Saturday, April 6th, 1912

West Vancouver’s first municipal election. Although few records have withstood the test of time, stations likely seethed with voters; each eager to commemorate the municipality’s inception. We can imagine hour-long lines pulsing with anticipation, ballot boxes crammed to the brink, and an almost tangible expectancy that imbued the air. On the sidelines, however, we see the Outcasts– women, impoverished labourers, and immigrants haloed by a congealed dissent, mute witnesses when they should have been active participants. Democracy, then, was a privilege, attesting to the superiority of white, property-owning men. Those who did not fit this rigid template were left mute – articulating their ideas instead through deeds. Movements such as the Suffragettes, or Abolitionists, garnered attention not via words– which, to them, were flimsy implements– but rather through violence, rallies, hunger strikes, and, in some cases, death. The enfranchisement crusade, thus, was rooted in sacrifices; sacrifices intended not to change the present– as this was a mere folly– but the future. Protests buoyed by the dim hope that, one day, a hundred per cent of citizens could walk into the voting station and voice their beliefs.

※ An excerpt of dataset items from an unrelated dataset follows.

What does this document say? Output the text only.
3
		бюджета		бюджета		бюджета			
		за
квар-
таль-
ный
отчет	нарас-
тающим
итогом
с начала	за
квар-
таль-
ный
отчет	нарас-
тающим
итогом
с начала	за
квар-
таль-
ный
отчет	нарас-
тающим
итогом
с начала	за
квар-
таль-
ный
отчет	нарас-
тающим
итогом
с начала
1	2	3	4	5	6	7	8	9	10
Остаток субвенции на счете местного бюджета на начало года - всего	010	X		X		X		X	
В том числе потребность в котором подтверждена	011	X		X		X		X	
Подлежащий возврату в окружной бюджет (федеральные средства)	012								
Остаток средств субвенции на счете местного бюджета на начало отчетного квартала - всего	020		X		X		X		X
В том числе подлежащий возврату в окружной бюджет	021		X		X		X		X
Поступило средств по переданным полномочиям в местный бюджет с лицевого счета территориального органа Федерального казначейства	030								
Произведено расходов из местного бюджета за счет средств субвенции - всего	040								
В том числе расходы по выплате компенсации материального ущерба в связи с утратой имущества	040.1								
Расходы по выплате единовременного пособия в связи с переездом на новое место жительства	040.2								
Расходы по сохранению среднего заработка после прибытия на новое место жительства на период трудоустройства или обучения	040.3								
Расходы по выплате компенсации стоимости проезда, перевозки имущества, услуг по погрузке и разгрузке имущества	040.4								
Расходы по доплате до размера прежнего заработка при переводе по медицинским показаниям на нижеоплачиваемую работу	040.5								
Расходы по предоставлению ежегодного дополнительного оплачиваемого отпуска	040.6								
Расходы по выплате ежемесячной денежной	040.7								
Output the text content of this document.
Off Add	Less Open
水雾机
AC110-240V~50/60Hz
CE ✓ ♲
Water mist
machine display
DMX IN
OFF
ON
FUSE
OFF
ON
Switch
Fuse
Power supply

Despite the efforts of innumerable martyrs, voting is not a universal right. Democracy still exists as a shadowy notion– some distant prospect the world has yet achieved. In some countries, this is due to circumstances, but in others such as Canada, it is a fate authored by the people. On paper, our country is a Representational Democracy – meaning all citizens over the age of nineteen elect their leaders. In reality, however, we are represented by less than half of the populace. Although all too willing to grumble on social media, most do not believe their vote amounts to much, haven’t the “time,” or retain some other, obscure reasoning. Regardless, voting is a privilege, and the mere act of placing a slip of paper in a box, power. Power we – as the fortunate few – have no grounds to reject.